Mon suicide raté

Mon frère s’est enlevé la vie.

Je ne suis pas la seule à avoir un membre de sa famille qui s’est suicidé. C’était fin février que mon frère a « réussi » son suicide et que moi, j’ai glissé vers le mien. Oh! Rassurez-vous, j’étais bien vivante, en chair et en os. Mon âme, ma lumière humaine, par contre, avait foutu le camp au pays de la noirceur totale.
Pendant cette période, j’avais besoin d’en parler, pas de moi, mais du geste qu’il avait posé. Je nourrissais inconsciemment cette douleur. Malsainement, les gens avaient aussi besoin d’assouvir leur curiosité, de savoir COMMENT il s’était enlevé la vie plutôt que de s’informer comment MOI, sa sœur, je vivais ça.

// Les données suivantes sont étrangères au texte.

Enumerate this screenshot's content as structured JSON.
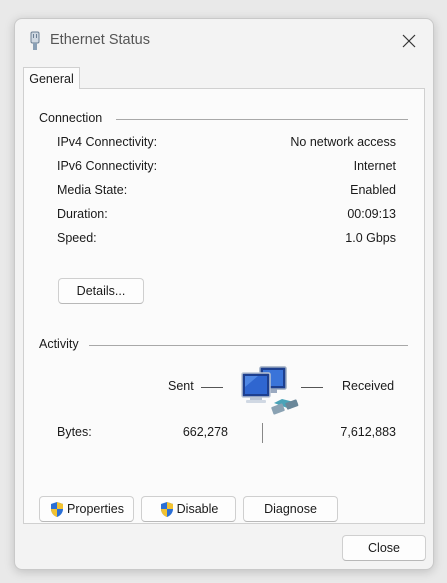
{
  "window": {
    "title": "Ethernet Status",
    "tab": "General"
  },
  "connection": {
    "heading": "Connection",
    "rows": [
      {
        "label": "IPv4 Connectivity:",
        "value": "No network access"
      },
      {
        "label": "IPv6 Connectivity:",
        "value": "Internet"
      },
      {
        "label": "Media State:",
        "value": "Enabled"
      },
      {
        "label": "Duration:",
        "value": "00:09:13"
      },
      {
        "label": "Speed:",
        "value": "1.0 Gbps"
      }
    ],
    "details_button": "Details..."
  },
  "activity": {
    "heading": "Activity",
    "sent_label": "Sent",
    "received_label": "Received",
    "bytes_label": "Bytes:",
    "bytes_sent": "662,278",
    "bytes_received": "7,612,883"
  },
  "actions": {
    "properties": "Properties",
    "disable": "Disable",
    "diagnose": "Diagnose"
  },
  "footer": {
    "close": "Close"
  },
  "icons": {
    "title": "ethernet-cable-icon",
    "network": "network-computers-icon",
    "shield": "uac-shield-icon"
  }
}
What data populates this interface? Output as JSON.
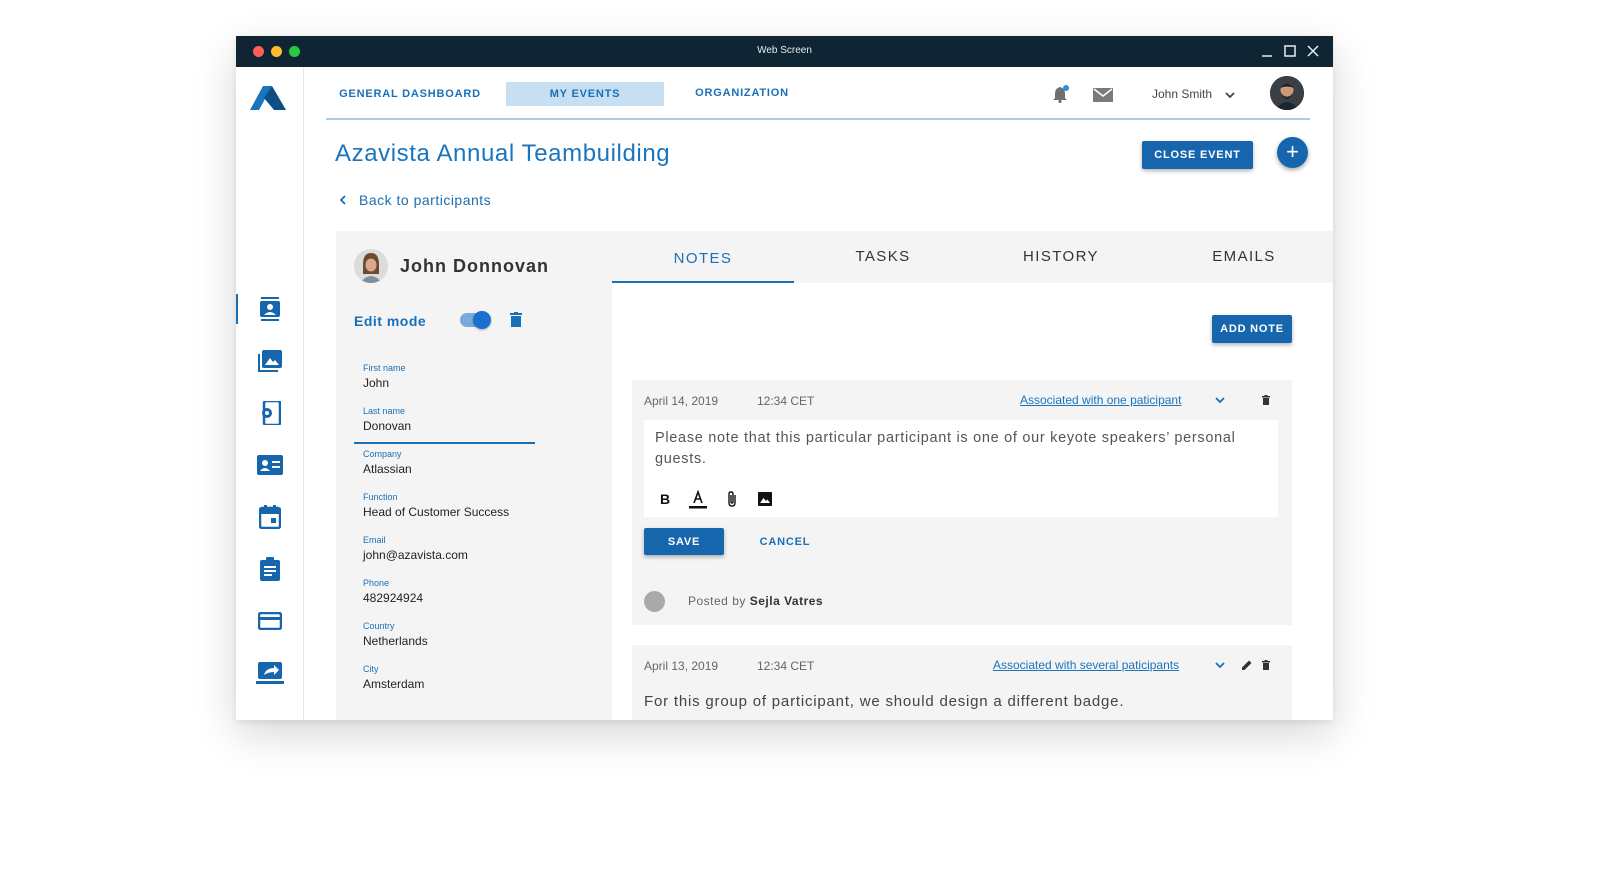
{
  "window": {
    "title": "Web Screen"
  },
  "colors": {
    "brand": "#1b6fb6",
    "titlebar": "#0f2533",
    "dot_red": "#ff5f57",
    "dot_yellow": "#febc2e",
    "dot_green": "#28c840"
  },
  "nav": {
    "items": [
      {
        "label": "GENERAL DASHBOARD"
      },
      {
        "label": "MY EVENTS"
      },
      {
        "label": "ORGANIZATION"
      }
    ],
    "user_name": "John Smith"
  },
  "sidebar": {
    "icons": [
      "contacts-icon",
      "photo-library-icon",
      "settings-phone-icon",
      "contact-card-icon",
      "calendar-icon",
      "assignment-icon",
      "credit-card-icon",
      "share-screen-icon"
    ]
  },
  "event": {
    "title": "Azavista Annual Teambuilding",
    "close_label": "CLOSE EVENT",
    "add_label": "+",
    "back_label": "Back to participants"
  },
  "participant": {
    "name": "John Donnovan",
    "edit_mode_label": "Edit mode",
    "edit_mode_on": true,
    "fields": [
      {
        "label": "First name",
        "value": "John"
      },
      {
        "label": "Last name",
        "value": "Donovan"
      },
      {
        "label": "Company",
        "value": "Atlassian"
      },
      {
        "label": "Function",
        "value": "Head of Customer Success"
      },
      {
        "label": "Email",
        "value": "john@azavista.com"
      },
      {
        "label": "Phone",
        "value": "482924924"
      },
      {
        "label": "Country",
        "value": "Netherlands"
      },
      {
        "label": "City",
        "value": "Amsterdam"
      }
    ]
  },
  "tabs": [
    {
      "label": "NOTES"
    },
    {
      "label": "TASKS"
    },
    {
      "label": "HISTORY"
    },
    {
      "label": "EMAILS"
    }
  ],
  "notes_panel": {
    "add_label": "ADD NOTE",
    "notes": [
      {
        "date": "April 14, 2019",
        "time": "12:34 CET",
        "association": "Associated with one paticipant",
        "text": "Please note that this particular participant is one of our keyote speakers’ personal guests.",
        "save_label": "SAVE",
        "cancel_label": "CANCEL",
        "posted_prefix": "Posted by",
        "posted_by": "Sejla Vatres"
      },
      {
        "date": "April 13, 2019",
        "time": "12:34 CET",
        "association": "Associated with several paticipants",
        "text": "For this group of participant, we should design a different badge."
      }
    ]
  }
}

Donc, de fil en aiguille, je me suis fait un speech où je racontais la scène marquante du film noir de mon frère. Oui, car comme si ce n’était pas assez de vivre son suicide, je suis celle qui l’a trouvé. J’ai bien tenté de le réanimer mais malgré quelques heures de sursis, où ma mère a pu lui dire au revoir, il était trop tard. Ensuite, les gens se taisaient, envahit par le malaise car peut-être que maintenant, ils en savaient trop ! Donc du coup, on changeait de sujet pour parler météo !
Dans le bureau du médecin, on m’a dit que j’avais un pourcentage élevé de tenter de me suicider, moi aussi. Oui, en plus de vivre le suicide d’un être cher, les proches d’un suicidé ont plus de chance statistiquement parlant d’y recourir.
Je devais donc me conscientiser à reconnaître les signes avant-coureurs d’une dépression… Allô ? Je suis en plein dedans !!! Mais la fille fière (ou inconsciente et pleine d’égo) n’était pas pour admettre ça! Voyons, je ne pouvais pas vivre l’échec.
À la place, j’ai travaillé l’automédication, c’est à dire: alcool en masse et vie de fou. Si bien qu’à un moment donné, mon corps ne voulait juste plus participer à mon autodestruction. Je suis tombée encore plus bas dans ma noirceur. Tu sais, celle-là où tu ne vois juste plus où tu vas, et en même temps, tu ne veux plus aller nulle part !?
Les gens ne se doutent pas parfois de ce qui se passe dans la tête des autres. Pendant ces temps sombres, les autres me percevaient comme une fille forte. Je n’ai jamais arrêté de travailler, je sortais, je voyais des gens… J’étais active. Pour plusieurs, ma noirceur ne paraissait pas et c’est là où le bât blesse.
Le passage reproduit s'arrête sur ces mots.